4Vs to better understand
Let’s try to better understand Big Data around the traditional definition of 4V by taking an example. A customer database contains the following information: last name, first name, gender, age, occupation, status, and so on. All of this information is stored in a traditional data warehouse. If we apply the definition of 4V to decide whether this application should migrate to a Big Data infrastructure, the answer would be negative.
The volume of data is no longer a problem in itself, we can speak today of large Data Warehouse. The variety of sources is therefore taken into account with new technologies and a low cost of integration of additional sources. The velocity is managed by the application data buses allowing an increase in the volume of data per unit of time. The veracity of the data, finally, is an immutable theorem in the analysis of data whatever the infrastructure.
Two different analysis methodologies
Let’s explore further and more deeply the data by introducing new dimensions of analysis: the detection of events, the chronology of events in the collection of information, the lapse of time between events or the situations or contexts that can qualify the data events occurred.
The demonstration can be done by example:
- 1st case: a consumer watches an advertisement, the next day he visits the website, two days later he calls a consultant and the next day he makes a purchase.
- 2nd case: a consumer buys a product, the same day he visits the website, then three months later he calls a consultant and the next month he looks at advertising.
These two cases show us the need to understand the events as well as the sequence. Even if in these two examples the customer has bought the same product, the analysis of the customer experience and its journey are radically different.
Now consider the case of a customer who speaks to a customer service advisor.
- 1st case: the customer visits the website twice a day and at the end of the day he calls a counselor.
- 2nd case: The customer visits the website twice during the day and finds the answer to his question without coming into contact.
Different interpretation of the data
The interpretation of the information will be different even if in both cases the customer has obtained the correct answer to his question.

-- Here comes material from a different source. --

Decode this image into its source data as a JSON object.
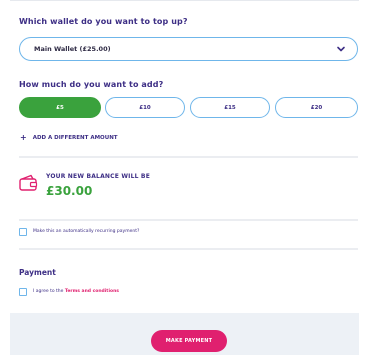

In these two examples, we can easily measure the difference in Business Intelligence and Big Data. Thus, in the first example, the marketing implements precise sequences to capture and lock the client in a path defined according to business rules. The volatile, spontaneous, hybrid and undecided client constantly breaks the rules, pre-established pathways and incoming and outgoing marketing processes.
To understand its behaviour, it will be necessary to destructure the information and to treat it with a question-oriented approach. Indeed, the Big Data technologies make it possible to store the same data, but in different contexts, by applying distinct processing and a series of differentiated algorithms and this to treat several problems simultaneously.

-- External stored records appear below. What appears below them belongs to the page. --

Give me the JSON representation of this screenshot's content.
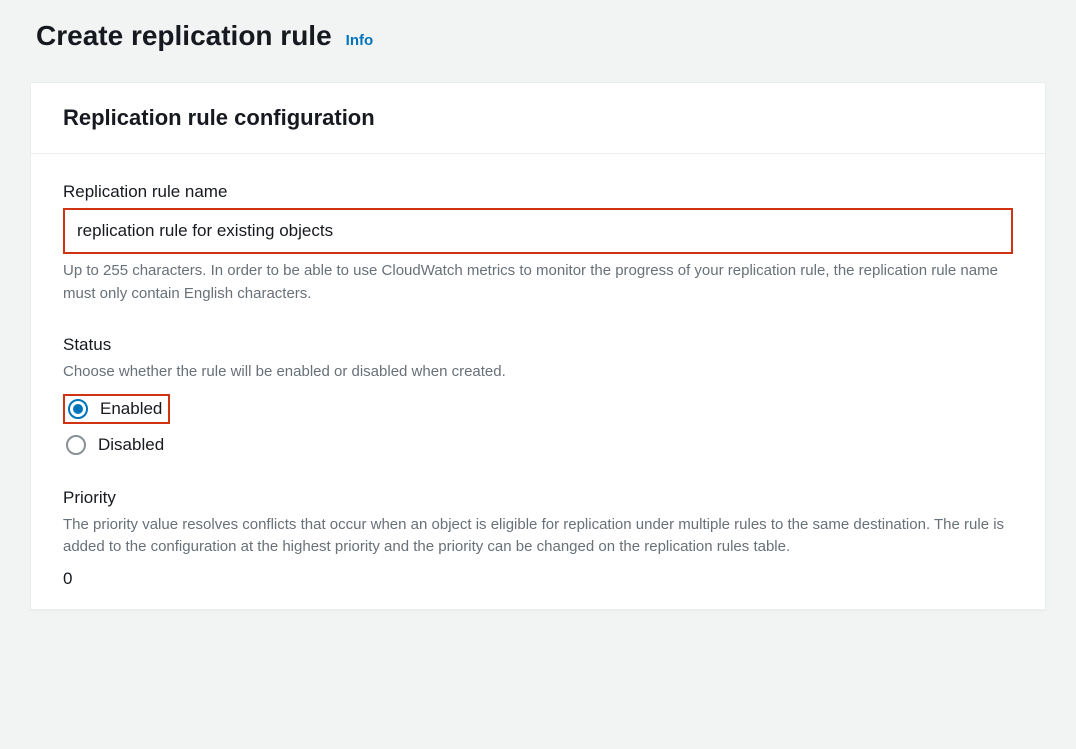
{
  "header": {
    "page_title": "Create replication rule",
    "info_label": "Info"
  },
  "panel": {
    "title": "Replication rule configuration"
  },
  "form": {
    "rule_name": {
      "label": "Replication rule name",
      "value": "replication rule for existing objects",
      "hint": "Up to 255 characters. In order to be able to use CloudWatch metrics to monitor the progress of your replication rule, the replication rule name must only contain English characters."
    },
    "status": {
      "label": "Status",
      "hint": "Choose whether the rule will be enabled or disabled when created.",
      "options": {
        "enabled": "Enabled",
        "disabled": "Disabled"
      },
      "selected": "enabled"
    },
    "priority": {
      "label": "Priority",
      "hint": "The priority value resolves conflicts that occur when an object is eligible for replication under multiple rules to the same destination. The rule is added to the configuration at the highest priority and the priority can be changed on the replication rules table.",
      "value": "0"
    }
  }
}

One can also initiate learning operations on the data without preconceived ideas as well as observation phases to detect the famous weak signals (partial or fragmentary information provided by the environment). Thus, all the information, the degrees of personalization or the types of recommendations collected will have to be reproduced to be modeled, thus industrialized, on a large scale. The knowledge gained will infer the company’s strategy, organizations, people, and processes.
No direct link to be established between BI and Big Data
This is a personal reflection, that there is no direct link between BI and Big Data. Analytical techniques are radically different, practiced with new know-how and technologies. The new paradigm breaks with current thinking and tends to revolutionize the very approach of data analysis.

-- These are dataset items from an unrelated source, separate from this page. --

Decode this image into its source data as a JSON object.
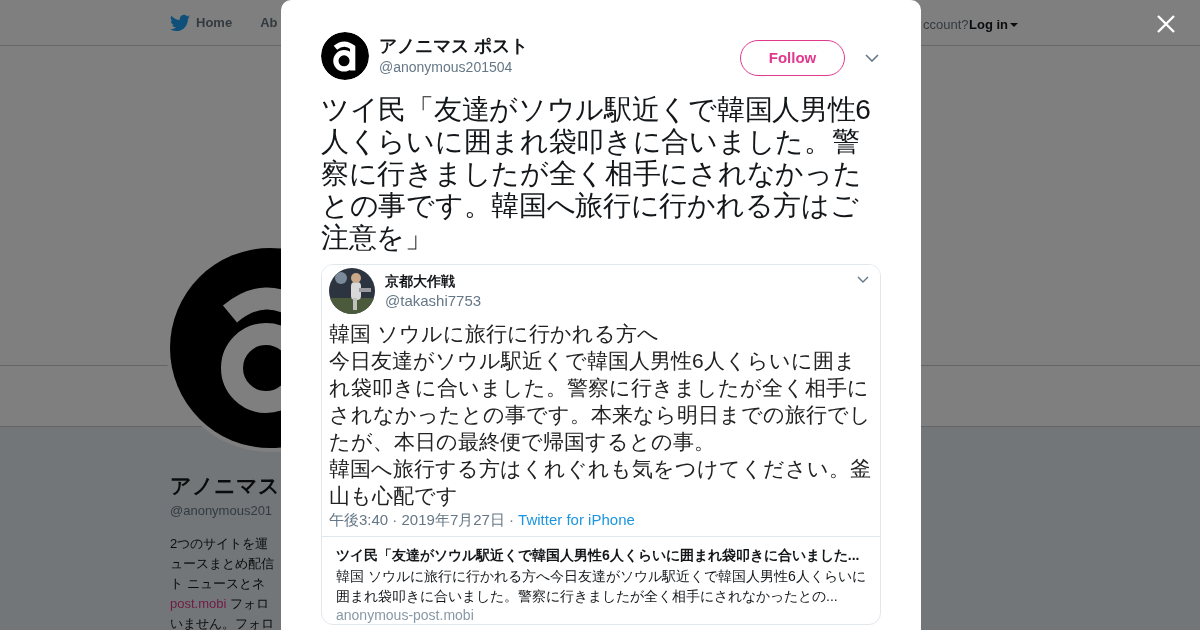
{
  "top_nav": {
    "items": [
      "Home",
      "Ab"
    ],
    "account_prompt": "ccount?",
    "login": "Log in"
  },
  "profile": {
    "name": "アノニマス",
    "handle": "@anonymous201",
    "bio_lines": [
      {
        "kind": "text",
        "text": "2つのサイトを運"
      },
      {
        "kind": "text",
        "text": "ュースまとめ配信"
      },
      {
        "kind": "text",
        "text": "ト ニュースとネ"
      },
      {
        "kind": "link_text",
        "link": "post.mobi",
        "text": "フォロ"
      },
      {
        "kind": "text",
        "text": "いません。フォロ"
      }
    ]
  },
  "modal": {
    "author": {
      "name": "アノニマス ポスト",
      "handle": "@anonymous201504"
    },
    "follow_button": "Follow",
    "text": "ツイ民「友達がソウル駅近くで韓国人男性6人くらいに囲まれ袋叩きに合いました。警察に行きましたが全く相手にされなかったとの事です。韓国へ旅行に行かれる方はご注意を」",
    "card": {
      "image": {
        "author_name": "京都大作戦",
        "handle": "@takashi7753",
        "text_lines": [
          "韓国 ソウルに旅行に行かれる方へ",
          "今日友達がソウル駅近くで韓国人男性6人くらいに囲ま",
          "れ袋叩きに合いました。警察に行きましたが全く相手に",
          "されなかったとの事です。本来なら明日までの旅行でし",
          "たが、本日の最終便で帰国するとの事。",
          "韓国へ旅行する方はくれぐれも気をつけてください。釜",
          "山も心配です"
        ],
        "meta": {
          "text": "午後3:40 · 2019年7月27日 ·",
          "link": "Twitter for iPhone"
        }
      },
      "title": "ツイ民「友達がソウル駅近くで韓国人男性6人くらいに囲まれ袋叩きに合いました...",
      "description": "韓国 ソウルに旅行に行かれる方へ今日友達がソウル駅近くで韓国人男性6人くらいに囲まれ袋叩きに合いました。警察に行きましたが全く相手にされなかったとの...",
      "domain": "anonymous-post.mobi"
    }
  }
}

The question is therefore well beyond the technological debate around SQL databases, no SQL, column, memory and any other variant. The interest of Big Data resides less in the subjects treated than in the way of understanding and solving the problems in transversal domains (marketing, logistics, risk management …) or in specialized fields (health, energy, distribution… ). This is the heart of the challenge of Big Data: to know the human activity, to understand its context, to establish the relations between the data of activity to provide, at a given instant, an individualized and personalized real-time service.